BCI Meeting 2023 | Carlos Valle Araya

Sixty healthy individuals participated in this study. EEG data was gathered using a 64-channel system while the participants performed a task involving silent speech production and perception. This task was composed of four segments, wherein each participant was presented with a set of 30 everyday Spanish sentences, repeated approximately six times per subject.

Graphical description of the task

The task performed by the participants was a silent speech production and perception exercise. They were presented with 30 common Spanish sentences. The EEG data was collected 0.5 seconds after the onset of each word in these sentences. The participants repeated this task multiple times, providing a rich dataset for our deep learning models to analyze and learn from. The goal was to explore the potential of translating these brain signals into recognizable text.

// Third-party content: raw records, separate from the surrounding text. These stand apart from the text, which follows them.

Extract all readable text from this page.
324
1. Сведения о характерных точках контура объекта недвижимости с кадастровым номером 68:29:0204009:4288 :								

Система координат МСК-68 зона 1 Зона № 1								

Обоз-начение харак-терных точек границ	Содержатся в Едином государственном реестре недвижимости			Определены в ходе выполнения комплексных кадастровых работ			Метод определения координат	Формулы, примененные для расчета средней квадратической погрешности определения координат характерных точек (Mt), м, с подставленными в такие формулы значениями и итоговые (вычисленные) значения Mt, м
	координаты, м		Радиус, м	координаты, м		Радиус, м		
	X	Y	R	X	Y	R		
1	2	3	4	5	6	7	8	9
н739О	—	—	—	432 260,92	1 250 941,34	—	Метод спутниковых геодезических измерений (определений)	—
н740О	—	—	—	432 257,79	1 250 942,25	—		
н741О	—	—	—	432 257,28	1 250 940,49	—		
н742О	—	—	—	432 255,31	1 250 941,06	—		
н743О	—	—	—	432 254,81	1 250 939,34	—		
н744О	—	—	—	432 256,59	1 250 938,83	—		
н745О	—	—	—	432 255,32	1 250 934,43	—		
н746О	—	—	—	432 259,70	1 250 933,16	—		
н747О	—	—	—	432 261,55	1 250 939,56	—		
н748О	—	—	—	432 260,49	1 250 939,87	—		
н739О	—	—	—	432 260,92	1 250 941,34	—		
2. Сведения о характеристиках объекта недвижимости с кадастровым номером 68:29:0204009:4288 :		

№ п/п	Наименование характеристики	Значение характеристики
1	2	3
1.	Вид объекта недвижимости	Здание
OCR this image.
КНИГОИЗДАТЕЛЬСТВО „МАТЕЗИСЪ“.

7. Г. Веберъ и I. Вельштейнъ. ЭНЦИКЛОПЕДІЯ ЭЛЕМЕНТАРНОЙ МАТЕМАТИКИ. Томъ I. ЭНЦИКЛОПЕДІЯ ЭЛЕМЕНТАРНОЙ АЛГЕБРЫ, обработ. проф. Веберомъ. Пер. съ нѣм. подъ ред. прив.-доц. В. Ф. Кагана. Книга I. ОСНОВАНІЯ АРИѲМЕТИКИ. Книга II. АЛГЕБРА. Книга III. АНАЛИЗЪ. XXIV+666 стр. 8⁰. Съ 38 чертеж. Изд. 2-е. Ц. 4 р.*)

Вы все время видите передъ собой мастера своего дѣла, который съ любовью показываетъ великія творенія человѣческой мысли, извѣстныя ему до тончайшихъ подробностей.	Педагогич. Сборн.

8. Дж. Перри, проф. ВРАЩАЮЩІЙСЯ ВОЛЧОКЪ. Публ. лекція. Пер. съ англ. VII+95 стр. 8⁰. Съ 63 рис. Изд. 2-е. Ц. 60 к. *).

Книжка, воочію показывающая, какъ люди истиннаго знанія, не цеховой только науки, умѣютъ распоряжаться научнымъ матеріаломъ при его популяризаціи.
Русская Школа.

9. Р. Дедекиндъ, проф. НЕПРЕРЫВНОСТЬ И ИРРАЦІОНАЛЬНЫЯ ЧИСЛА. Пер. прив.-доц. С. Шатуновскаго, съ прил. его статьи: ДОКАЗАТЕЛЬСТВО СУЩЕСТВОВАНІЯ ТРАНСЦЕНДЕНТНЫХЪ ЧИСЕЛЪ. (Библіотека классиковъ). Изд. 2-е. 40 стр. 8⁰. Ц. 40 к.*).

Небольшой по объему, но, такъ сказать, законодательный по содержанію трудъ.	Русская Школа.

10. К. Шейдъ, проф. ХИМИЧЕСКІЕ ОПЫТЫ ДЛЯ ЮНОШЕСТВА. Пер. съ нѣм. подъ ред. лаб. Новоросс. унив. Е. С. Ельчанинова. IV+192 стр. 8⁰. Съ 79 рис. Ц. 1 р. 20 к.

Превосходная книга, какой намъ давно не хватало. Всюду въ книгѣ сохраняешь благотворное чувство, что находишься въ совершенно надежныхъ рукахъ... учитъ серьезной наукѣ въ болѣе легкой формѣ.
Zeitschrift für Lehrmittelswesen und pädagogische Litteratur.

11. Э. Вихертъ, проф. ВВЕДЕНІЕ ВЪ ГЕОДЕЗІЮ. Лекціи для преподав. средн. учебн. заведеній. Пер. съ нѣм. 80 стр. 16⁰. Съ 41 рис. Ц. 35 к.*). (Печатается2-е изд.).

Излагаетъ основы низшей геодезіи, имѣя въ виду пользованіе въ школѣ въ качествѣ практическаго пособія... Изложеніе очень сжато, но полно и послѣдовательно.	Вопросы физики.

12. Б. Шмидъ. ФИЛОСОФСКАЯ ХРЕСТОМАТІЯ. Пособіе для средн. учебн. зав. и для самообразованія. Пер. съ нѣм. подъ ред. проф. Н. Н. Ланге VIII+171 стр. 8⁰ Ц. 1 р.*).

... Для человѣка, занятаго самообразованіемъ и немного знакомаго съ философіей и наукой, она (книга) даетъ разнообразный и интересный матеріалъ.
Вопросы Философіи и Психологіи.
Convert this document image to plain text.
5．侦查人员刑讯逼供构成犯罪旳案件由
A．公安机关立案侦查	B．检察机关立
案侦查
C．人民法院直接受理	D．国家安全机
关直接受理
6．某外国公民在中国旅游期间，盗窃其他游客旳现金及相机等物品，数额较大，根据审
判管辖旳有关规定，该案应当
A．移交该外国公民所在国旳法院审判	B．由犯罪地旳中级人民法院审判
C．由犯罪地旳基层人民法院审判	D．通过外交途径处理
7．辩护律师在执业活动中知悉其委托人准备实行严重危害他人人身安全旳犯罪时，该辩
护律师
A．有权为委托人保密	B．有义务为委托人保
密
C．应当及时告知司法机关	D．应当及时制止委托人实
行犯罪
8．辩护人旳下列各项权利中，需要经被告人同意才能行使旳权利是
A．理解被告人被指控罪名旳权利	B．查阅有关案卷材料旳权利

Here are the sentences featured in our research:

recién me dijeron que si
La inteligencia artificial es real
era terrible para mi estomago
soy flojo para hacer ejercicios
y yo voy al gimnasio
voy caminando todos los días
Estuve todo el invierno resfriado
Cuando vaya saliendo te llamo
Nunca hay que decir nunca
pero mi abuela tiene siete hermanos
No se puede posponer el plazo
pero este temblor fue más fuerte
Eso te pasa por estar nervioso
yo no vivo con mi esposa
Me dan miedo los edificios altos
Antes todos querían comprar una tele
yo soy la mayor de los hermanos
la música para mi es la vida
Gracias a Dios tuve una buena educación
No fui a ningun lado de vacaciones
Ellos dijeron que el vino estaba malo
Faltan pocos días para salir de vacaciones
Me gusta con dos cucharadas de azúcar
Tengo una muy buena convivencia con mis vecinos
Esa mochila no es igual a la mia
Anda temprano a la tienda para que puedas comprar
y todavía estoy esperando que me llamen para ir
Si no pasa esa micro me voy en metro
Mi marido y yo jubilamos en el mismo año
Cada día me pongo más nervioso con la prueba

The unique 126 classes are:

a	convivencia	el	estuve	metro	mi	pero	saliendo	todavia
abuela	cuando	ellos	faltan	ir	mia	plazo	salir	todo
al	cucharadas	en	flojo	jubilamos	micro	pocos	se	todos
altos	dan	era	fue	la	miedo	pongo	si	tuve
anda	de	es	fuerte	lado	mismo	por	siete	una
antes	decir	esa	fui	llamen	mochila	posponer	soy	vacaciones
artificial	dia	eso	gimnasio	llamo	musica	prueba	te	vaya
azucar	dias	esperando	gracias	los	muy	puedas	tele	vecinos
año	dijeron	esposa	gusta	malo	nervioso	puede	temblor	vida
buena	dios	estaba	hacer	marido	ningun	que	temprano	vino
cada	dos	estar	hay	mas	no	querian	tengo	vivo
caminando	edificios	este	hermanos	mayor	nunca	real	terrible	voy
*comprar*	*educacion*	*estomago*	*igual*	me	*para*	*recien*	*tienda*	y
*con*	*ejercicio*	*estoy*	*inteligencia*	*metro*	*pasa*	*resfriado*	*tiene*	yo

We carried out an analysis of the word frequency in our dataset to check for imbalances that might bias the networks. The most frequent word was the Spanish article “la”, which accounted for 3.5% of the data. Even if the networks were biased towards this specific label, the maximum accuracy would only reach 3.5%, far below the 11.7% accuracy achieved by DeepSpeech 2.

Word Frequency for the 126 classes across all 60 sessions

Channel location diagram for the decoding analysis.

Note: The dataset will be publicly available after the acceptance of the publication Subject-independent decoding of perceived sentences from EEG signals using artificial neural networks.